Tool	Best mental model	Best for	Main trade-off
Ollama	easy local model manager	quick demos, teaching, personal workflows	less focused on large-scale serving
vLLM	efficient inference server	multi-user APIs, GPU serving, production-like setups	more complex operationally
llama.cpp	lightweight local runtime	CPU inference, quantized models, portable setups	lower-level workflow

These tools are complementary, not mutually exclusive.

Performance and hardware

Running an LLM has a cost in memory and compute.

Matches LLM models to your hardware

GPU: usually gives much lower latency than CPU for generation.
VRAM / memory usage: larger models and longer contexts require more memory.
Precision: lower precision such as 8-bit or 4-bit quantization reduces memory usage.
Context length: longer prompts increase compute and latency.
Tokens per second: a practical measure of interactive speed.

A rough rule is that parameter count strongly affects memory needs, but deployment details also matter.

Practical examples:

a small local model may be good enough for classification, extraction, or drafting
a larger model may be worth the cost for harder reasoning or multilingual tasks
very long prompts can make even a good model slow and expensive
quantization Reference can make a model feasible on smaller hardware, but sometimes with quality trade-offs

[5]:

def estimate_weight_memory(parameters_billion, bits_per_parameter=16):
    parameters = parameters_billion * 1_000_000_000
    total_bits = parameters * bits_per_parameter
    total_bytes = total_bits / 8
    gib = total_bytes / (1024 ** 3)
    return round(gib, 2)

for params in [3, 7, 13, 70, 3000]: #GPT5.5 ~ 3000
    print(f"{params}B model at 16-bit weights: ~{estimate_weight_memory(params, 16)} GiB")
    print(f"{params}B model at 4-bit weights:  ~{estimate_weight_memory(params, 4)} GiB")
    print('-' * 50)

3B model at 16-bit weights: ~5.59 GiB
3B model at 4-bit weights:  ~1.4 GiB
--------------------------------------------------
7B model at 16-bit weights: ~13.04 GiB
7B model at 4-bit weights:  ~3.26 GiB
--------------------------------------------------
13B model at 16-bit weights: ~24.21 GiB
13B model at 4-bit weights:  ~6.05 GiB
--------------------------------------------------
70B model at 16-bit weights: ~130.39 GiB
70B model at 4-bit weights:  ~32.6 GiB
--------------------------------------------------
3000B model at 16-bit weights: ~5587.94 GiB
3000B model at 4-bit weights:  ~1396.98 GiB
--------------------------------------------------

Benchmarks

Benchmarks try to measure capability in a controlled way. Common examples include:

MMLU for broad academic knowledge
GSM8K for grade-school math word problems
HumanEval for coding tasks
MT-Bench for multi-turn chat quality

Web File

Benchmarks are useful, but they do not fully predict real-world usefulness. A model with higher benchmark scores may still be slower, more expensive, harder to control, or worse for a domain-specific task.

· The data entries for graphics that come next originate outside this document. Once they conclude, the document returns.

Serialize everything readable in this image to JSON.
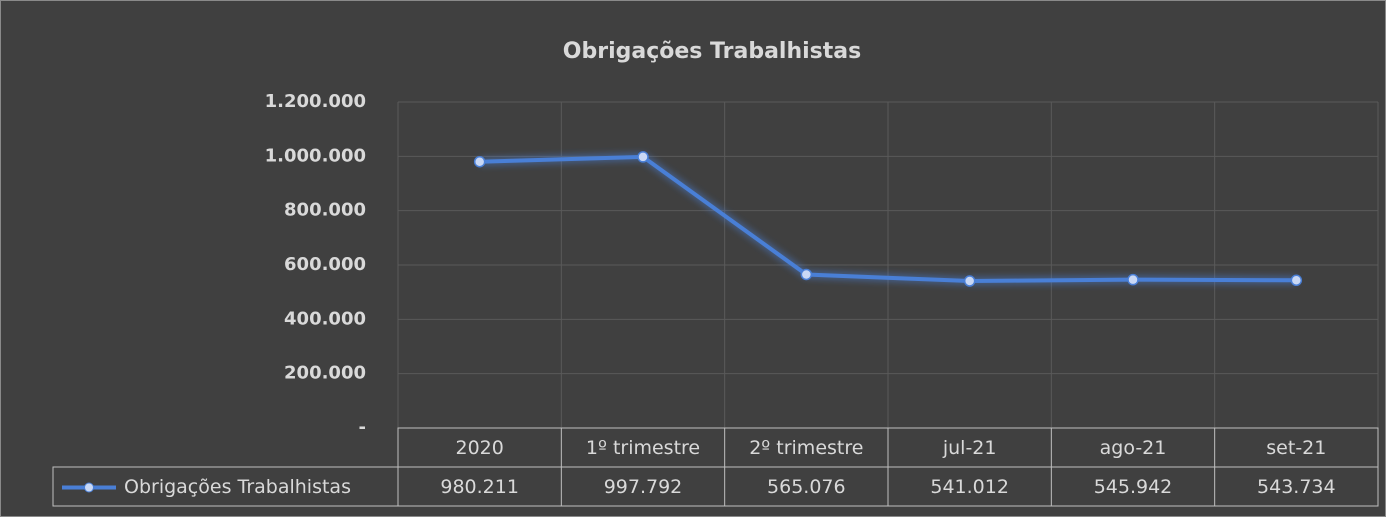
{
  "chart_data": {
    "type": "line",
    "title": "Obrigações Trabalhistas",
    "categories": [
      "2020",
      "1º trimestre",
      "2º trimestre",
      "jul-21",
      "ago-21",
      "set-21"
    ],
    "series": [
      {
        "name": "Obrigações Trabalhistas",
        "color": "#4a7fd6",
        "values": [
          980211,
          997792,
          565076,
          541012,
          545942,
          543734
        ],
        "value_labels": [
          "980.211",
          "997.792",
          "565.076",
          "541.012",
          "545.942",
          "543.734"
        ]
      }
    ],
    "ylim": [
      0,
      1200000
    ],
    "yticks": [
      {
        "value": 0,
        "label": "-"
      },
      {
        "value": 200000,
        "label": "200.000"
      },
      {
        "value": 400000,
        "label": "400.000"
      },
      {
        "value": 600000,
        "label": "600.000"
      },
      {
        "value": 800000,
        "label": "800.000"
      },
      {
        "value": 1000000,
        "label": "1.000.000"
      },
      {
        "value": 1200000,
        "label": "1.200.000"
      }
    ],
    "grid": true
  }
}
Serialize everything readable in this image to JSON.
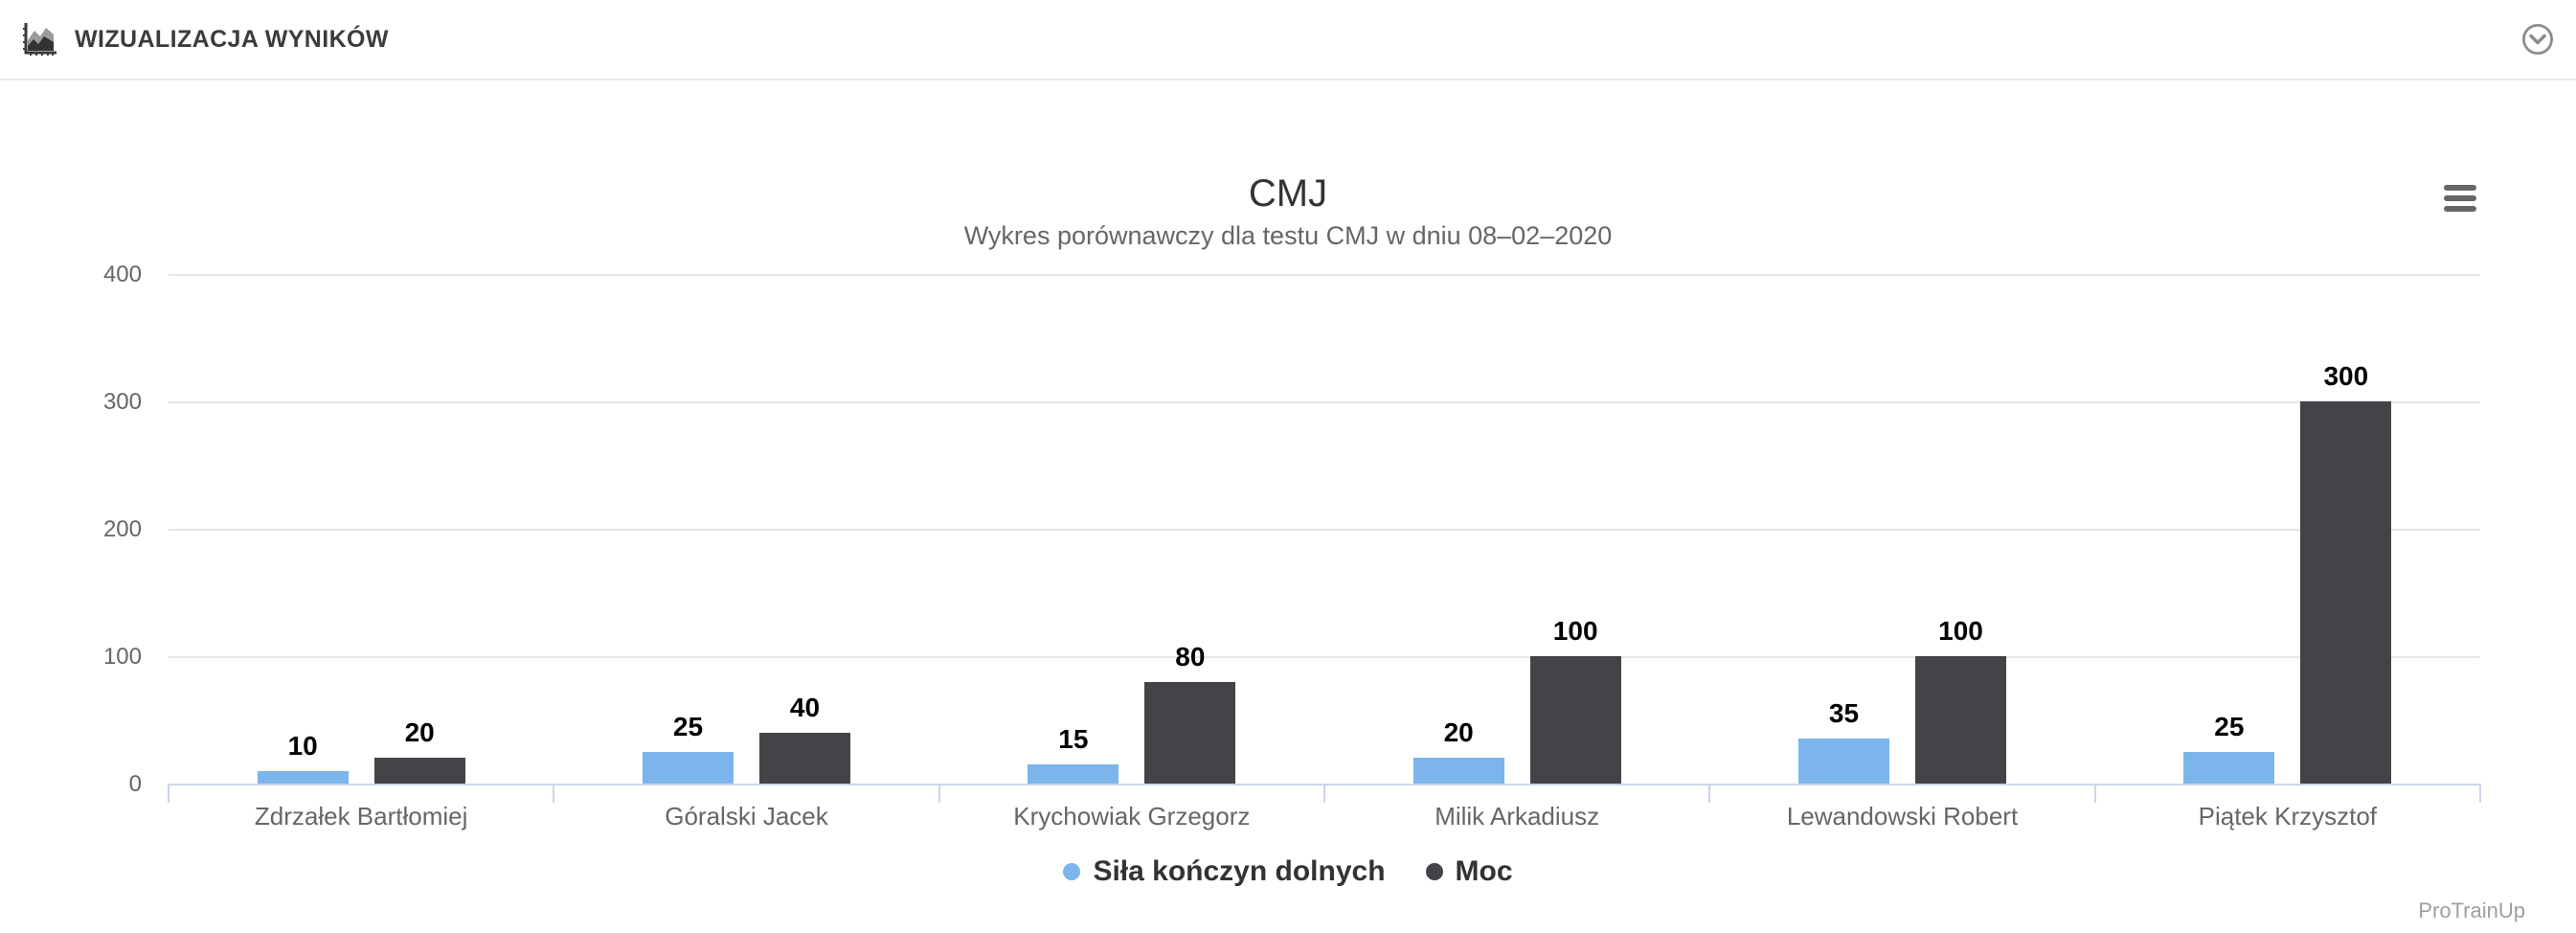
{
  "header": {
    "title": "WIZUALIZACJA WYNIKÓW",
    "icon": "area-chart-icon",
    "collapse_icon": "chevron-down-circle-icon"
  },
  "chart": {
    "menu_icon": "hamburger-menu-icon",
    "credit": "ProTrainUp"
  },
  "chart_data": {
    "type": "bar",
    "title": "CMJ",
    "subtitle": "Wykres porównawczy dla testu CMJ w dniu 08–02–2020",
    "categories": [
      "Zdrzałek Bartłomiej",
      "Góralski Jacek",
      "Krychowiak Grzegorz",
      "Milik Arkadiusz",
      "Lewandowski Robert",
      "Piątek Krzysztof"
    ],
    "series": [
      {
        "name": "Siła kończyn dolnych",
        "color": "#7cb5ec",
        "values": [
          10,
          25,
          15,
          20,
          35,
          25
        ]
      },
      {
        "name": "Moc",
        "color": "#434348",
        "values": [
          20,
          40,
          80,
          100,
          100,
          300
        ]
      }
    ],
    "xlabel": "",
    "ylabel": "",
    "ylim": [
      0,
      400
    ],
    "yticks": [
      0,
      100,
      200,
      300,
      400
    ],
    "grid": true,
    "grid_color": "#e6e6e6",
    "axis_color": "#ccd6eb",
    "legend_position": "bottom",
    "data_labels": true
  }
}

Always test models on your own data and your own workflow.

A good reading habit is to ask:

what exactly is being measured?
does the benchmark match my real task?
was the model optimized specifically for this test?
what trade-offs are hidden, such as latency or cost?

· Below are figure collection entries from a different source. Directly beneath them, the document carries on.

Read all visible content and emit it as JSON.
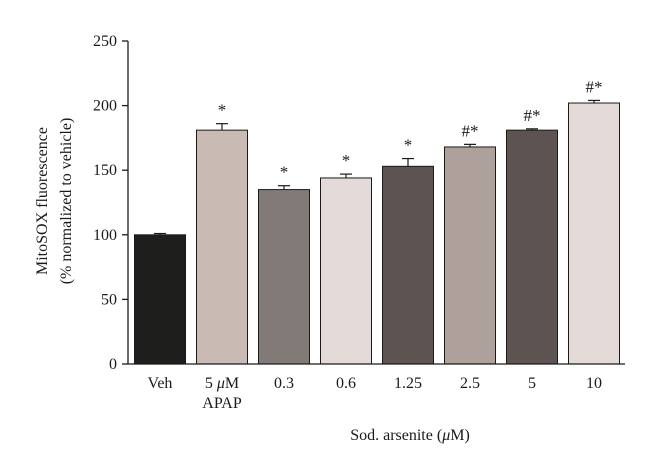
{
  "chart_data": {
    "type": "bar",
    "title": "",
    "ylabel_line1": "MitoSOX fluorescence",
    "ylabel_line2": "(% normalized to vehicle)",
    "xlabel_prefix": "Sod. arsenite (",
    "xlabel_mu": "μ",
    "xlabel_suffix": "M)",
    "ylim": [
      0,
      250
    ],
    "yticks": [
      "0",
      "50",
      "100",
      "150",
      "200",
      "250"
    ],
    "categories": [
      {
        "label": "Veh",
        "label2": ""
      },
      {
        "label": "5 μM",
        "label2": "APAP"
      },
      {
        "label": "0.3",
        "label2": ""
      },
      {
        "label": "0.6",
        "label2": ""
      },
      {
        "label": "1.25",
        "label2": ""
      },
      {
        "label": "2.5",
        "label2": ""
      },
      {
        "label": "5",
        "label2": ""
      },
      {
        "label": "10",
        "label2": ""
      }
    ],
    "values": [
      100,
      181,
      135,
      144,
      153,
      168,
      181,
      202
    ],
    "errors": [
      1,
      5,
      3,
      3,
      6,
      2,
      1,
      2
    ],
    "significance": [
      "",
      "*",
      "*",
      "*",
      "*",
      "#*",
      "#*",
      "#*"
    ],
    "colors": [
      "#1e1e1c",
      "#c9bbb4",
      "#827a76",
      "#e4dbd9",
      "#5d5350",
      "#aea19c",
      "#5d5350",
      "#e4dbd9"
    ],
    "grid": false,
    "legend": "none"
  }
}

Benchmark results are signals, not final answers.

Activity

For each scenario below, decide whether an LLM is a strong fit, a weak fit, or only safe with verification:

Extract sampling dates and locations from PDF cruise reports.
Provide final medical advice to a patient.
Draft three versions of a project abstract.
Produce exact legal citations checking the source documents.
Summarize ten papers and compare their methods in a table.
NetCDF Scientific data assistant to …
- Turn the analysis into a report for a paper/project
- Detect potential issues: units, calendar, incorrect variables, inverted coordinates.
- Create a dataset quality checklist.

Discuss your choices!

Extension questions:

Which of these tasks would benefit from grounding in supplied documents?
Which ones require a human expert to approve the final answer?
Which ones are mainly about speed and productivity, and which ones are high-risk?